Мой приятель стразу впал в уныние и с тяжелым вздохом пробурчал:
— А, это ты…
— А кто ж еще? — удивилась я. — От Лизаветы новости есть?
— Откуда?
— Помнится, ты собирался обзвонить ее друзей!..
— Звонил кое-кому… Никто Лизку последнее время не видел. Как в воду канула! Вообще-то это на нее не похоже… Она девушка общительная и все время кому-нибудь надоедает…
— Тем более! Не понимаю я тебя, Герасим! Исчезла твоя подружка, а тебе и дела нет! Ну разве так можно?
— Ничего, никуда не денется! Пройдет неделька, и она снова объявится.
— Что ж, тебе видней. В конце концов, мне до нее дела нет. Сам разбирайся со своими женщинами. А для меня что-нибудь сделал? — поинтересовалась я.
— Нет.

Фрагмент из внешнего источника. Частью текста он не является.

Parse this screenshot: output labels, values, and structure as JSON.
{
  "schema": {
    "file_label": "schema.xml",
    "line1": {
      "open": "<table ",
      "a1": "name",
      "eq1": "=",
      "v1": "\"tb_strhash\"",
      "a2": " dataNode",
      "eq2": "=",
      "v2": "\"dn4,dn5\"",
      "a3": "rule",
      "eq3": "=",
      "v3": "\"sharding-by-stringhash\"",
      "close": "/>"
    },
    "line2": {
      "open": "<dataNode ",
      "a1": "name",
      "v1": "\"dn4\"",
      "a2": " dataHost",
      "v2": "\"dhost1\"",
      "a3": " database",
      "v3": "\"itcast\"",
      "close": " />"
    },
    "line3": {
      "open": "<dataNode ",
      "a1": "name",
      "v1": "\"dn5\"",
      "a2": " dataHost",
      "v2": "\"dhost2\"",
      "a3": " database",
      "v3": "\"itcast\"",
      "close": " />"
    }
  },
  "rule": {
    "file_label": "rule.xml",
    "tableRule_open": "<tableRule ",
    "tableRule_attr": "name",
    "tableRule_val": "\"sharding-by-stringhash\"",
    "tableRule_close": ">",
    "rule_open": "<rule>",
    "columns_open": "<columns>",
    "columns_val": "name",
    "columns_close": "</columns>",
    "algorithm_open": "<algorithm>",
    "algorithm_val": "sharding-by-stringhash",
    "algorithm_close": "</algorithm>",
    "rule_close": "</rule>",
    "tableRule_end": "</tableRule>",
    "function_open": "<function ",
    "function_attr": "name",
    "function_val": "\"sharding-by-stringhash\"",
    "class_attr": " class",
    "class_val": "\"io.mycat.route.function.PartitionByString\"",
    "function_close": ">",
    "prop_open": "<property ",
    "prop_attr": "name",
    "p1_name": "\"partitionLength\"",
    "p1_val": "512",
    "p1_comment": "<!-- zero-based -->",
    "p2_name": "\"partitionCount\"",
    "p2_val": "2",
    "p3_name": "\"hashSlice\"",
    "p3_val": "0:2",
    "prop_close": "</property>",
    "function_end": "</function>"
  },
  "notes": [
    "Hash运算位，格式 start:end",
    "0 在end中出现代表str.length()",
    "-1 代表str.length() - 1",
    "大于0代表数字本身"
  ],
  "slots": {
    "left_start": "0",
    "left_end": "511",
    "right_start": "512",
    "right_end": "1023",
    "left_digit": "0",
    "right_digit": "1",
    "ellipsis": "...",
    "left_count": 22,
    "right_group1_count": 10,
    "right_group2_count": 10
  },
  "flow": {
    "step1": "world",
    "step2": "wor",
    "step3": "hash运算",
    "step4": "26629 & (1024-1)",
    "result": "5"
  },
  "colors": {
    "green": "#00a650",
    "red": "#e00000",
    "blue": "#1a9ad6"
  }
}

Времени не было, — неохотно признался Герасим и тяжко вздохнул.
— И чем же полезным ты был занят? — с ехидством поинтересовалась я.
— Так, кой-какие дела были… срочные, — невнятно промычал Гера.
— А моя просьба, значит, к таковым отношение не имеет? — допытывалась я, решив не отставать до тех пор, пока у него не проснется совесть.
— Ну почему же?.. Этим я тоже занимаюсь, но тут некоторые сложности возникли, — неубедительно соврал он, вероятно, в надежде, что я все же отстану.
— Ясненько, — протянула я.
— Ты обиделась? Брось, Анька, не бери в голову. Рассосется тут кой-чего, и я все быстренько сделаю. Ты ж меня знаешь: результат гарантирован, — зачастил он.
— И когда можно ждать результата?
Гере такая постановка вопроса явно не понравилась. Он сердито засопел в трубку, придумывая, что бы такого пообещать, но не придумал ничего толковей, чем брякнуть:
— Будет ясность, сразу позвоню.
Понимая, что это совсем не то, что я хотела от него услышать, он попытался перевести разговор в другое русло:
— Да бог с ним, ты лучше скажи, твои-то дела как? Движутся?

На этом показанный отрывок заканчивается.